Given the increased focus of legislators and regulators on the handling of employee personal data, and the now sometimes significant sanctions that can be potentially imposed in relation to a breach, employers should ensure that their consents, notices, policies and procedures are fit for purpose in each of the jurisdictions in which they operate, and are adequately future proofed e.g. anticipate future transactions or workplace investigations, etc.

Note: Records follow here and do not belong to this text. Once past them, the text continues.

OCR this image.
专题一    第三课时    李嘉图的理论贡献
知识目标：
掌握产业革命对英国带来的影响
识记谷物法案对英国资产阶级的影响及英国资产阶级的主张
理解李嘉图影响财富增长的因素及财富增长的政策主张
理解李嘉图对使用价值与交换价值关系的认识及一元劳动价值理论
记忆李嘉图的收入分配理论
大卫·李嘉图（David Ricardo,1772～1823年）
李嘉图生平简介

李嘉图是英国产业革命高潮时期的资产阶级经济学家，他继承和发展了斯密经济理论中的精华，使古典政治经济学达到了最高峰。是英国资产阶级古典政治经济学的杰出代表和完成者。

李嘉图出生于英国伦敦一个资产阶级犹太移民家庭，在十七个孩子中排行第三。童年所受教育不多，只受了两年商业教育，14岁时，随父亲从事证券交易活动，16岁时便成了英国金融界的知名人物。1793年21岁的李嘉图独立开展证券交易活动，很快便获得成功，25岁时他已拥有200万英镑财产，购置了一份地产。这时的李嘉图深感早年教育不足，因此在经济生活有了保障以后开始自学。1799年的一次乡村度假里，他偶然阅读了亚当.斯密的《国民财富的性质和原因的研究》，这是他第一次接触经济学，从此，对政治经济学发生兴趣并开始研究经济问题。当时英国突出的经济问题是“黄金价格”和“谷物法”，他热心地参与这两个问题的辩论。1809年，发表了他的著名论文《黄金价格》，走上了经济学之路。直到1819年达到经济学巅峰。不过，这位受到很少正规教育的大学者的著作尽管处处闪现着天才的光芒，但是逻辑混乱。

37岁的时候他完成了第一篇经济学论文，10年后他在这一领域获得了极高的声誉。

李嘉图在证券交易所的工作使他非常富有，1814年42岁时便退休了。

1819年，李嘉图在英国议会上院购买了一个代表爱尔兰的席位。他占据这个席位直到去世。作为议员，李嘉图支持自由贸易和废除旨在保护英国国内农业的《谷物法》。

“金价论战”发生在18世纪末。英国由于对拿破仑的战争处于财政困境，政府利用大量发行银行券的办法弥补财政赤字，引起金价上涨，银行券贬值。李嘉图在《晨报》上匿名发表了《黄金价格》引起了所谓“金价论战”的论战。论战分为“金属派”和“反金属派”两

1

Employers are advised to consider all new projects holistically so as to spot any potential data privacy angles and to work to address these compliance requirements at an early stage.

The briefing is only intended as general advice and should not be relied upon as legal advice applicable to any specific situation or circumstances. Foreign law firms are presently not licensed to practise PRC law. Accordingly, any references to, or discussions of, PRC law in this communication or any attachment are based on our understanding of publicly available PRC laws and regulations, our informal discussions with PRC authorities and our experience representing foreign companies in their business activities in the PRC.